The district court properly granted summary judgment on Valdez’s Equal Protection claim because the prior regulation limiting him to non-contact visits with minors was reasonably related to the legitimate penological interest of protecting minor visitors. See Overton v. Bazzetta, 539 U.S. 126, 133, 123 S.Ct. 2162, 156 L.Ed.2d 162 (2003) (concluding that the protection of the public, including minor visitors, is a legitimate penological interest); Turner v. Safley, 482 U.S. 78, 89-91, 107 S.Ct. 2254, 96 L.Ed.2d 64 (1987) (explaining factors to guide the determination of whether a prison regulation is reasonably related to a legitimate penological interest).
[183]*183The district court properly dismissed Valdez’s due process claim pursuant to 28 U.S.C. § 1915A because neither federal nor state law has created a protected interest in visitation.

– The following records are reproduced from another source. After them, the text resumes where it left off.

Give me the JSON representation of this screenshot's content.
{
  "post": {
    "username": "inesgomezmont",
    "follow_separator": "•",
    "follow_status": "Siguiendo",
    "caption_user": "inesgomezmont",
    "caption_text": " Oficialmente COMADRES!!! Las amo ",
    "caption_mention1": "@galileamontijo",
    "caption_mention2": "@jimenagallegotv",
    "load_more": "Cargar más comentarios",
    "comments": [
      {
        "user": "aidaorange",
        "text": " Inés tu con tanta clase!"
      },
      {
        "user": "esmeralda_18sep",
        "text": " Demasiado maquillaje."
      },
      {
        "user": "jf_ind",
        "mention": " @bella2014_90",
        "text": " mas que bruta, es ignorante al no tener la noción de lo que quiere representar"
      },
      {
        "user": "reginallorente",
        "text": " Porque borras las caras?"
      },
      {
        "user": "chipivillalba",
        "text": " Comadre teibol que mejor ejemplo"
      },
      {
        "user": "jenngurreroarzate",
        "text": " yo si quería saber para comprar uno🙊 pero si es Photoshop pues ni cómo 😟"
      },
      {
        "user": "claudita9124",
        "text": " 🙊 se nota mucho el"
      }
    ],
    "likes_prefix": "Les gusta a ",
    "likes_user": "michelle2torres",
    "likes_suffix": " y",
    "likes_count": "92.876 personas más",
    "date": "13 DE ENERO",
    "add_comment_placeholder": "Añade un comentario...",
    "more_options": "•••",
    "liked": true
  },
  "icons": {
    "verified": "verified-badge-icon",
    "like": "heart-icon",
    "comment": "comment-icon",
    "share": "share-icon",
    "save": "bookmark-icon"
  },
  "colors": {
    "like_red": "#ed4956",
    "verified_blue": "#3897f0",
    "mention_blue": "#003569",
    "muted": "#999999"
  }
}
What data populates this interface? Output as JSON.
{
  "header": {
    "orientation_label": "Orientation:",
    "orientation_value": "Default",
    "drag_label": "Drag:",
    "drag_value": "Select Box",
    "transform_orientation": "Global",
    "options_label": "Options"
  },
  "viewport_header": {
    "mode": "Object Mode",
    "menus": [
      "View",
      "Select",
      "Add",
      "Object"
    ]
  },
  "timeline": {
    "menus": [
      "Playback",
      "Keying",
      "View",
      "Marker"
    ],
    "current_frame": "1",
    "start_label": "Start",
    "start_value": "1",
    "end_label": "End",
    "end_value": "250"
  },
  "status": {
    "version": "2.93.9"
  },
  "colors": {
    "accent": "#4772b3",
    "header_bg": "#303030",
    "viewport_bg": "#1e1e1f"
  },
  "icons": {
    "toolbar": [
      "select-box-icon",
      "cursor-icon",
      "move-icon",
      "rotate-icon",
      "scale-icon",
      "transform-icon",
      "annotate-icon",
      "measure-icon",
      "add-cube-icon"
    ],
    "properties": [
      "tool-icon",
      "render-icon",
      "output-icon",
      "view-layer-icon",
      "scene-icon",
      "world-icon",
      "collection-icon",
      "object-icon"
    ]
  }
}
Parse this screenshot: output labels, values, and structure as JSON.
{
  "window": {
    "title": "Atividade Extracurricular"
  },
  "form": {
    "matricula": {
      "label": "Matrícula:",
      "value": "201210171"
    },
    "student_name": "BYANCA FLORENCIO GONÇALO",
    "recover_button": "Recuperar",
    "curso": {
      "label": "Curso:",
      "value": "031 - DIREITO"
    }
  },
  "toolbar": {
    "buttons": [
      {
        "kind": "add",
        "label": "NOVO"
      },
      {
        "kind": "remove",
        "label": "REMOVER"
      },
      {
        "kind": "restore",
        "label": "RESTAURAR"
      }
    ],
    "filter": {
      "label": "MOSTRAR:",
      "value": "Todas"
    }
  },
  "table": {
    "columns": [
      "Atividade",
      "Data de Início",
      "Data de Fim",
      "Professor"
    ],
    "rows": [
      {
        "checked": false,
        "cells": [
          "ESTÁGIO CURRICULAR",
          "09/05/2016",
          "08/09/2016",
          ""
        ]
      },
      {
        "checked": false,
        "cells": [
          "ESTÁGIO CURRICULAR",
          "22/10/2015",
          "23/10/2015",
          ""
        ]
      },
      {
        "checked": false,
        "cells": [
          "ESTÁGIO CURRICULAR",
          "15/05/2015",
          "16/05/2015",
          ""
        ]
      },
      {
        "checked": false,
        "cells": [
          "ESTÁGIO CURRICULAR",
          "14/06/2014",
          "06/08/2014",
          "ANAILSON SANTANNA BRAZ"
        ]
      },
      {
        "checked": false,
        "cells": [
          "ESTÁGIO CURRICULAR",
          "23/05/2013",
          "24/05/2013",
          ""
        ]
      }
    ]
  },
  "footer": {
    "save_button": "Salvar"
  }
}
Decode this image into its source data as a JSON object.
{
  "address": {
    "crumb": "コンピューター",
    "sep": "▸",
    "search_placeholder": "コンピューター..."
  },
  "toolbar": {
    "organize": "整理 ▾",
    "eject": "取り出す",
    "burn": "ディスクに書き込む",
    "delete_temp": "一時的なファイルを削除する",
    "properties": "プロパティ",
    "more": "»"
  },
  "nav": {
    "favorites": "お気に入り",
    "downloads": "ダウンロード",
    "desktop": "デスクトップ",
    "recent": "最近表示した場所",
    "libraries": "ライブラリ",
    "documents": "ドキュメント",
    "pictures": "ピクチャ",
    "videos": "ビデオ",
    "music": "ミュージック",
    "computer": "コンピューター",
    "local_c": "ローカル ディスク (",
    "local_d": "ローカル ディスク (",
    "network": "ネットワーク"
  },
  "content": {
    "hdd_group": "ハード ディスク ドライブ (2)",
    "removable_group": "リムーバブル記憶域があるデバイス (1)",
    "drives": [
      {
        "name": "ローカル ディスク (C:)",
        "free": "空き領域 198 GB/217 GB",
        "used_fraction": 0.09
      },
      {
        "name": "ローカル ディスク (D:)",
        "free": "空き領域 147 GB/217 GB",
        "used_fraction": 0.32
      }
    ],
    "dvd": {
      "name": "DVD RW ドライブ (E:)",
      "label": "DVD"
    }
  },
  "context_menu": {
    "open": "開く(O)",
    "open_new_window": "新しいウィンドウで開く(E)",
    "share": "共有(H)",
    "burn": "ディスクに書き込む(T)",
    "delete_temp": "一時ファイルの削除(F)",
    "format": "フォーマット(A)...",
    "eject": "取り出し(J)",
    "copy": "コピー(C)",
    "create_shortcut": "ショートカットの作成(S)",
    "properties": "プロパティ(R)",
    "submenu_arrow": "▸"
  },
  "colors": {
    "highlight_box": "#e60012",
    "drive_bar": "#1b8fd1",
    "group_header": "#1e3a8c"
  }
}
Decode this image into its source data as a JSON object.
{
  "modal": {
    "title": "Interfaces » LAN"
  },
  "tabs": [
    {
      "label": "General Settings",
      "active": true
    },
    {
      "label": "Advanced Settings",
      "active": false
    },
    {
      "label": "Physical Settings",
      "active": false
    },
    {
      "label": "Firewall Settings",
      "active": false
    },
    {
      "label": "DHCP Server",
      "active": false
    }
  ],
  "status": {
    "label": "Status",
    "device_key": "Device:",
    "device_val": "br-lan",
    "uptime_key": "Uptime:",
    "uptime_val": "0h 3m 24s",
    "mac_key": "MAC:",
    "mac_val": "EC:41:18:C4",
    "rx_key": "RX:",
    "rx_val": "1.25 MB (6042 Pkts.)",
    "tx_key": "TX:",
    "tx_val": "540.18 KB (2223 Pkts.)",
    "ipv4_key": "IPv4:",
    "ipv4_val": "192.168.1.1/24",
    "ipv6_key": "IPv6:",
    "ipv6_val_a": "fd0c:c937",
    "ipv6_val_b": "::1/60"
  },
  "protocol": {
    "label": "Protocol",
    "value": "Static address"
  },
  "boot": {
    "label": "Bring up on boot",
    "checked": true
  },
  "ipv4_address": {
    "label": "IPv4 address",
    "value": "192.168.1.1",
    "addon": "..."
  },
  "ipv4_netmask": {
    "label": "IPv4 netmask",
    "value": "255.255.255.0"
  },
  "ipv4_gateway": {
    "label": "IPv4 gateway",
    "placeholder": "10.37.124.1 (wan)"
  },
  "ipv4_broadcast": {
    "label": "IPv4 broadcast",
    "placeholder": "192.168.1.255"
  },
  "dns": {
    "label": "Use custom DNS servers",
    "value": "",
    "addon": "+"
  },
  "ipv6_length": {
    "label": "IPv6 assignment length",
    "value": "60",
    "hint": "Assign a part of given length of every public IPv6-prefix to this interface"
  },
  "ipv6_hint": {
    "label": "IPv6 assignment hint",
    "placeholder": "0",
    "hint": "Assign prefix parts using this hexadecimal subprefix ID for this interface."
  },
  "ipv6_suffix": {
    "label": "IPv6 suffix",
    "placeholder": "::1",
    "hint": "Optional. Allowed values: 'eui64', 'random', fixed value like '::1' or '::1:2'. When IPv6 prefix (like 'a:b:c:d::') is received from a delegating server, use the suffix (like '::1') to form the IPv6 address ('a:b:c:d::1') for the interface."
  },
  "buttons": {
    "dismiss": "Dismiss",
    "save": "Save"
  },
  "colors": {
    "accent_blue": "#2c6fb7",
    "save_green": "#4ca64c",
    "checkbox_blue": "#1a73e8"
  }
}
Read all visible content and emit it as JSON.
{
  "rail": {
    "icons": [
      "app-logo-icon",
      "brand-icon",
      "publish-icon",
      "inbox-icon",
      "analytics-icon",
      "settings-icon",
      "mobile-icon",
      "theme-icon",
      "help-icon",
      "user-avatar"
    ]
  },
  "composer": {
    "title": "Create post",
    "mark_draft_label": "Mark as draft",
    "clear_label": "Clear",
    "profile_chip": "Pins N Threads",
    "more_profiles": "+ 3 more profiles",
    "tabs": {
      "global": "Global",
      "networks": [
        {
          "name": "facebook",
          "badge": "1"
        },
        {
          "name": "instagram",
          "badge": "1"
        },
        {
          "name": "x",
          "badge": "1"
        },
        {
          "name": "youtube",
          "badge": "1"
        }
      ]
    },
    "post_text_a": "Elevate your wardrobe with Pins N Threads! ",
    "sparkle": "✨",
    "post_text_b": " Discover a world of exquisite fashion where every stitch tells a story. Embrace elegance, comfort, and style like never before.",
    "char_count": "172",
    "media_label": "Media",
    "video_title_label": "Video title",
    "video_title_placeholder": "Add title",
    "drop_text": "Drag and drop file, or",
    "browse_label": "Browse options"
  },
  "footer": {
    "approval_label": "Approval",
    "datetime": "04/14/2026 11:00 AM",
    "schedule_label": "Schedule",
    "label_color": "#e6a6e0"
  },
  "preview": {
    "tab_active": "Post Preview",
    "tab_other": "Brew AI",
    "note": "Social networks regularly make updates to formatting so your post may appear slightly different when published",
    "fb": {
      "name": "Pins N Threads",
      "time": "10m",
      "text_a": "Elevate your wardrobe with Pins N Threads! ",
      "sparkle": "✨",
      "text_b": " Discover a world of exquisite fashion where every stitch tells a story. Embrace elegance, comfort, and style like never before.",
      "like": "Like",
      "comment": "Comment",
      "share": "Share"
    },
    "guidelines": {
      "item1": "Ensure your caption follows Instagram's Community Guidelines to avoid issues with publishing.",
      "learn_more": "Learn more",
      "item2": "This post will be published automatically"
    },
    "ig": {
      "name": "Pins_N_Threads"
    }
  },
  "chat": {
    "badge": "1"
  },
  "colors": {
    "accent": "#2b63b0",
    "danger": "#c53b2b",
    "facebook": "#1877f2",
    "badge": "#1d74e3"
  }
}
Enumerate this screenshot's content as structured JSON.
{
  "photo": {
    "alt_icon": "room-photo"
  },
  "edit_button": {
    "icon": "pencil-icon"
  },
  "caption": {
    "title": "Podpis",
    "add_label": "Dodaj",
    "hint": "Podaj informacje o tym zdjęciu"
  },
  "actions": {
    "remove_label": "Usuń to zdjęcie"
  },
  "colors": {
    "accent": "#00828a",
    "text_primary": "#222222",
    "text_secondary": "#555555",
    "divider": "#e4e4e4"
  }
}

See Barnett v. Centoni 31 F.3d 813, 817 (9th Cir.1994) (per curiam) (holding that prisoners have no constitutional right to contact visitation); 15 CaLCode Reg. §§ 3170, 3176.4 (providing discretion to prison officials in restricting visitation).
Valdez’s remaining contentions are unpersuasive.
AFFIRMED.
This disposition is not appropriate for publication and is not precedent except as provided by 9th Cir. R. 36-3.